Home Blogs Diary 2015 03

Yell / Hibu is no longer corporately responsible

25th March 2015
This year's edition of the Yellow Pages, dumped on a doorstep.
The Yellow Pages has arrived, yet again.

The image shows the doorstep of the house next door. The Yellow Pages deliverer presumably struggled to push the unsolicited book though the letter box, and so reckoned it might be an idea to leave it outside. He presumably also failed to notice the 'For Sale' sign in the garden, and the rather empty interior. Job done!

There used to be a time when people got annoyed with the Yellow Pages. People were ranting on YouTube and the Local Government Association declared a war on pointless phone directories. In the States some cities set up up their own opt-out schemes, while in the UK 192.com set up a Say No To Phonebooks website – and I myself set up Junk Buster. In response, Yell infiltrated schools to teach children that distributing tens of millions of unsolicited phone books is good for the environment, and for us adults they wrote long corporate responsibility reports.

Then Yell managed to run the company into the ground, and in a desperate attempt to save the business they changed their name to Hibu. In addition to wasting tonnes of paper on printing unwanted directories they would now also create a localised version of Ebay.
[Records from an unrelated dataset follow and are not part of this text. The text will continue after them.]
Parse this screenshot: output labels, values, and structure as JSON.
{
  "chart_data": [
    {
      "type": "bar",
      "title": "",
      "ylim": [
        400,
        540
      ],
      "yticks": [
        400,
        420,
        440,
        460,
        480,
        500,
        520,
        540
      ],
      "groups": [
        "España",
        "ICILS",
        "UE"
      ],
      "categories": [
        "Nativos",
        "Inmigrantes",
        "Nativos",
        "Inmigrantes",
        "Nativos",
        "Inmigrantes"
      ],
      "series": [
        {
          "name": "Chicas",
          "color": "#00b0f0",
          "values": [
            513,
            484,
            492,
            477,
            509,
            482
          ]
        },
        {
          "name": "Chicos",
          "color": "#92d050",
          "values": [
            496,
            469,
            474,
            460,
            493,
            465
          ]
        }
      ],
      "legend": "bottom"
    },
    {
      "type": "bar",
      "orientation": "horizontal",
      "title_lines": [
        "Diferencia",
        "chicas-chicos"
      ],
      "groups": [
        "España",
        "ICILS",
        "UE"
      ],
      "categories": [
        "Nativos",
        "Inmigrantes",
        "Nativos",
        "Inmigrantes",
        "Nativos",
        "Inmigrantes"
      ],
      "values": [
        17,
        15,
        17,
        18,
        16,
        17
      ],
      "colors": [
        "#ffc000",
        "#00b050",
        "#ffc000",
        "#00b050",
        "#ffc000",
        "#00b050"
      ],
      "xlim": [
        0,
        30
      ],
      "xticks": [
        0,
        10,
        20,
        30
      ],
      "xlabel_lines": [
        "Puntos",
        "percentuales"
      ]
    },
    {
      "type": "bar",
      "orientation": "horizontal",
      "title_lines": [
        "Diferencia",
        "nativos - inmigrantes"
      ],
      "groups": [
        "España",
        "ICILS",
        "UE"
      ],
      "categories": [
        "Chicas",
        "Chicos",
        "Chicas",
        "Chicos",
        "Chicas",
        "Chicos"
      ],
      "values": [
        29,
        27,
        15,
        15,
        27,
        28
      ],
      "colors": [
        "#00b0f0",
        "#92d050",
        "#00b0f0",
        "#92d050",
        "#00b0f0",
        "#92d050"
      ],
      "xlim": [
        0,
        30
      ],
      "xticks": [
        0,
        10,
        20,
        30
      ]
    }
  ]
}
It was all about connecting at the heart of the Hibu logo, according to the company's press release.

Move forward a couple of years, and it appears the war on pointless phone directories has ceased. The Say No To Phonebooks website has been deleted. The domain hibu.co.uk nowadays forwards to business.yell.com, and the original press release about connecting at the heart of the Hibu logo has been removed. The local version of Ebay no longer exists and Kirk, which was the company's woodland minibeast that was telling children that printing unsolicited directories is good for the environment (because it increases recycling rates), has been brutaly murdered.

Interestingly, Yell's corporate responsibility reports have also been purged. URLs of old reports are redirected to Yell's About Us page, and if you'd try to find information about Yell's thoughts on the environmental impact of the Yellow Pages you'll be disappointed – there's no such information on its website.

The moral? Yell, or Hibu, or whatever they're calling themselves these days, is no longer even pretending to be corporately responsible – and the public no longer cares.